Posco's Orissa project has been hanging fire since 2005 on account of staunch resistance from the local population. Subsequently, the state government set up the rehabilitation and peripheral development advisory committee to iron out the vexatious issues.
With the RPDAC approving the compensation package at its meeting in Jagatsinghpur on Thursday, the company now feels it will be able to proceed with the project.
Sung, who on behalf of the company signed a MoU with the state government for setting up an industrial training centre in Ersama block of Jagatsinghpur district, said the steel major was "waiting" for renewal of its MoU for the original project. The company's MoU with the Orissa government for setting up a 12-mtpa mega-steel plant near Paradip lapsed on 22 June, and the document is yet to be renewed.

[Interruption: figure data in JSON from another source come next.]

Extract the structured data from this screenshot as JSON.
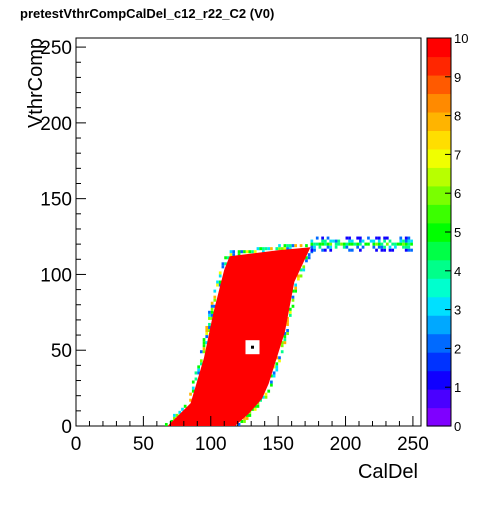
{
  "chart_data": {
    "type": "heatmap",
    "title": "pretestVthrCompCalDel_c12_r22_C2 (V0)",
    "xlabel": "CalDel",
    "ylabel": "VthrComp",
    "xlim": [
      0,
      256
    ],
    "ylim": [
      0,
      256
    ],
    "x_ticks": [
      "0",
      "50",
      "100",
      "150",
      "200",
      "250"
    ],
    "y_ticks": [
      "0",
      "50",
      "100",
      "150",
      "200",
      "250"
    ],
    "color_scale": {
      "min": 0,
      "max": 10,
      "ticks": [
        "0",
        "1",
        "2",
        "3",
        "4",
        "5",
        "6",
        "7",
        "8",
        "9",
        "10"
      ],
      "colors": [
        "#7f00ff",
        "#4a00ff",
        "#1000ff",
        "#0033ff",
        "#006aff",
        "#00a8ff",
        "#00e0ff",
        "#00ffce",
        "#00ff8a",
        "#00ff47",
        "#00ff00",
        "#3bff00",
        "#7aff00",
        "#b8ff00",
        "#f0ff00",
        "#ffde00",
        "#ffb400",
        "#ff8a00",
        "#ff5a00",
        "#ff2600",
        "#ff0000"
      ]
    },
    "saturated_region": {
      "value": 10,
      "boundary": [
        [
          68,
          0
        ],
        [
          85,
          15
        ],
        [
          95,
          45
        ],
        [
          102,
          75
        ],
        [
          110,
          103
        ],
        [
          114,
          112
        ],
        [
          150,
          116
        ],
        [
          174,
          118
        ],
        [
          162,
          95
        ],
        [
          155,
          62
        ],
        [
          143,
          28
        ],
        [
          138,
          18
        ],
        [
          128,
          8
        ],
        [
          118,
          0
        ]
      ]
    },
    "plateau_band": {
      "x_range": [
        174,
        250
      ],
      "y_center": 120,
      "values": "1-6"
    },
    "marker": {
      "x": 131,
      "y": 52
    },
    "grid": false,
    "legend": "colorbar right"
  }
}
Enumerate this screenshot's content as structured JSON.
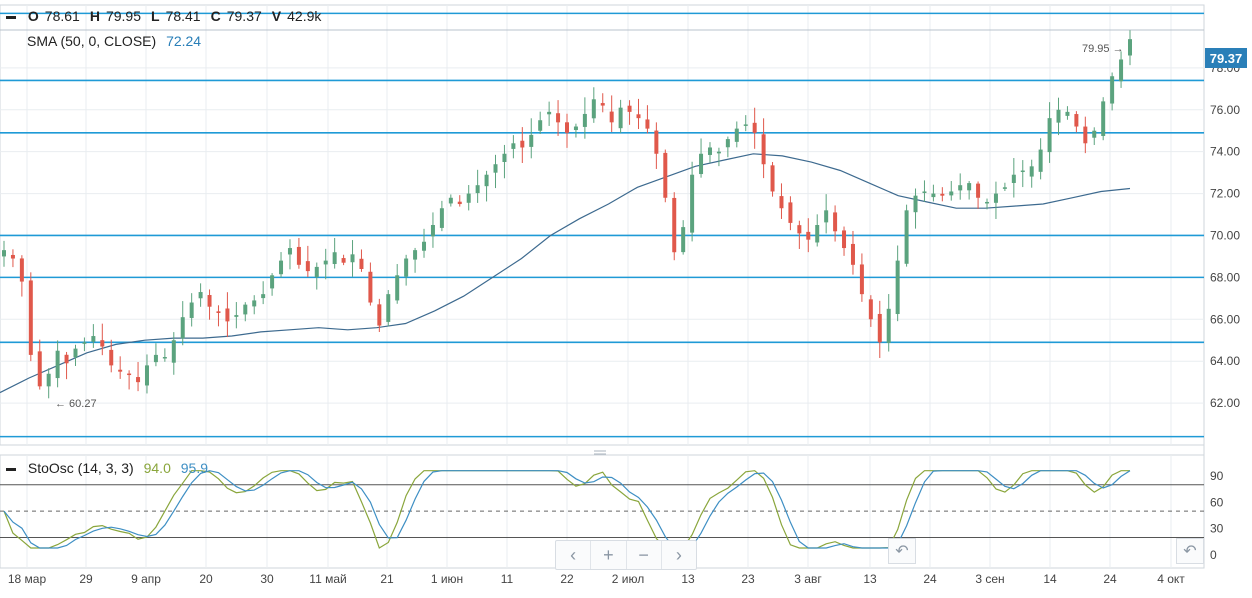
{
  "legend": {
    "ohlc": [
      {
        "key": "O",
        "value": "78.61"
      },
      {
        "key": "H",
        "value": "79.95"
      },
      {
        "key": "L",
        "value": "78.41"
      },
      {
        "key": "C",
        "value": "79.37"
      },
      {
        "key": "V",
        "value": "42.9k"
      }
    ],
    "sma_label": "SMA (50, 0, CLOSE)",
    "sma_value": "72.24",
    "sto_label": "StoOsc (14, 3, 3)",
    "sto_k": "94.0",
    "sto_d": "95.9"
  },
  "price_badge": "79.37",
  "high_marker": "79.95 →",
  "low_marker": "← 60.27",
  "nav": {
    "left": "‹",
    "zoom_in": "+",
    "zoom_out": "−",
    "right": "›",
    "reset": "↶"
  },
  "colors": {
    "up": "#5ba37e",
    "down": "#e0584b",
    "line": "#1f9ad6",
    "sma": "#3d6a8f",
    "k": "#8aa63c",
    "d": "#3e8fc4",
    "grid": "#e9edf0"
  },
  "chart_data": {
    "type": "candlestick",
    "ylim": [
      60,
      81
    ],
    "y_ticks": [
      "62.00",
      "64.00",
      "66.00",
      "68.00",
      "70.00",
      "72.00",
      "74.00",
      "76.00",
      "78.00"
    ],
    "x_ticks": [
      "18 мар",
      "29",
      "9 апр",
      "20",
      "30",
      "11 май",
      "21",
      "1 июн",
      "11",
      "22",
      "2 июл",
      "13",
      "23",
      "3 авг",
      "13",
      "24",
      "3 сен",
      "14",
      "24",
      "4 окт"
    ],
    "horizontal_levels": [
      80.6,
      77.4,
      74.9,
      70.0,
      68.0,
      64.9,
      60.4
    ],
    "close_path": [
      69.3,
      68.9,
      67.8,
      64.3,
      62.8,
      63.4,
      64.5,
      63.9,
      64.6,
      64.9,
      65.2,
      64.7,
      63.8,
      63.5,
      63.4,
      63.0,
      63.8,
      64.3,
      64.2,
      65.0,
      66.1,
      66.8,
      67.3,
      66.6,
      66.3,
      65.9,
      66.2,
      66.7,
      66.9,
      67.2,
      68.1,
      68.8,
      69.4,
      68.6,
      68.3,
      68.5,
      68.8,
      69.2,
      68.7,
      69.1,
      68.4,
      66.8,
      65.7,
      67.2,
      68.1,
      68.9,
      69.3,
      69.7,
      70.5,
      71.3,
      71.8,
      71.5,
      72.0,
      72.4,
      72.9,
      73.4,
      73.9,
      74.4,
      74.2,
      74.8,
      75.5,
      75.9,
      75.4,
      74.9,
      75.2,
      75.8,
      76.5,
      76.2,
      75.4,
      76.1,
      75.9,
      75.6,
      75.1,
      73.9,
      71.8,
      69.2,
      70.4,
      72.9,
      73.9,
      74.2,
      74.0,
      74.6,
      75.1,
      75.3,
      74.9,
      73.4,
      72.1,
      71.3,
      70.6,
      70.1,
      69.8,
      70.5,
      71.2,
      70.2,
      69.4,
      68.6,
      67.2,
      66.0,
      64.9,
      66.5,
      68.8,
      71.2,
      71.9,
      72.1,
      72.0,
      71.9,
      72.1,
      72.4,
      72.5,
      71.8,
      71.6,
      72.0,
      72.3,
      72.9,
      73.1,
      73.3,
      74.1,
      75.6,
      76.0,
      75.9,
      75.2,
      74.4,
      75.0,
      76.4,
      77.6,
      78.4,
      79.37
    ],
    "sma_series": [
      62.5,
      63.2,
      63.8,
      64.4,
      64.8,
      65.0,
      65.1,
      65.1,
      65.2,
      65.4,
      65.5,
      65.6,
      65.5,
      65.6,
      65.8,
      66.4,
      67.1,
      68.0,
      68.9,
      70.0,
      70.8,
      71.5,
      72.3,
      72.8,
      73.3,
      73.6,
      73.9,
      73.8,
      73.5,
      73.1,
      72.5,
      71.9,
      71.6,
      71.3,
      71.3,
      71.4,
      71.5,
      71.8,
      72.1,
      72.24
    ],
    "indicator": {
      "name": "StoOsc",
      "levels": [
        80,
        50,
        20
      ],
      "y_ticks": [
        "90",
        "60",
        "30",
        "0"
      ],
      "ylim": [
        0,
        100
      ]
    }
  }
}
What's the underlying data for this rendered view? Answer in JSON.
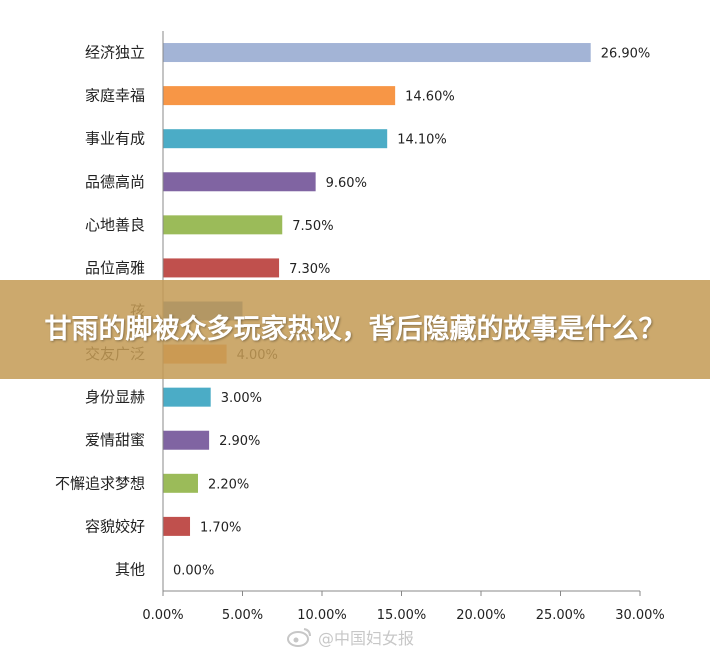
{
  "chart_data": {
    "type": "bar",
    "orientation": "horizontal",
    "categories": [
      "经济独立",
      "家庭幸福",
      "事业有成",
      "品德高尚",
      "心地善良",
      "品位高雅",
      "孩",
      "交友广泛",
      "身份显赫",
      "爱情甜蜜",
      "不懈追求梦想",
      "容貌姣好",
      "其他"
    ],
    "values": [
      26.9,
      14.6,
      14.1,
      9.6,
      7.5,
      7.3,
      5.0,
      4.0,
      3.0,
      2.9,
      2.2,
      1.7,
      0.0
    ],
    "value_labels": [
      "26.90%",
      "14.60%",
      "14.10%",
      "9.60%",
      "7.50%",
      "7.30%",
      "",
      "4.00%",
      "3.00%",
      "2.90%",
      "2.20%",
      "1.70%",
      "0.00%"
    ],
    "colors": [
      "#a3b4d6",
      "#f79646",
      "#4bacc6",
      "#8064a2",
      "#9bbb59",
      "#c0504d",
      "#4f81bd",
      "#f79646",
      "#4bacc6",
      "#8064a2",
      "#9bbb59",
      "#c0504d",
      "#4f81bd"
    ],
    "xlim": [
      0,
      30
    ],
    "xticks": [
      0,
      5,
      10,
      15,
      20,
      25,
      30
    ],
    "xtick_labels": [
      "0.00%",
      "5.00%",
      "10.00%",
      "15.00%",
      "20.00%",
      "25.00%",
      "30.00%"
    ],
    "title": "",
    "xlabel": "",
    "ylabel": "",
    "grid": false,
    "legend": "none"
  },
  "banner": {
    "title": "甘雨的脚被众多玩家热议，背后隐藏的故事是什么？"
  },
  "watermark": {
    "text": "@中国妇女报",
    "icon": "weibo-icon"
  }
}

The original MoU was signed on 22 June 2005. The MoU between the two parties needs to be renewed before work can commence on the project.
"We will do our best to implement the MoU with the state government," Sung said, adding that the company will set up a modern ITC near the proposed steel plant in Ersama block to benefit both the local people and the steel major.
While there was fresh hope at Posco-India's country headquarters here, many staff recalled the company's first CMD, Soung Sik Cho's, efforts to kick-start the project. "Though Cho, a fine gentleman, had tried his best to take the project forward, the situation that time was not conducive," said a staff member of Posco-India.
Cho had to leave India two years ago as the project was not making any headway. The project only gained momentum after Posco got forest clearance for over 2,900 acres of government land falling within the block in December, 2009.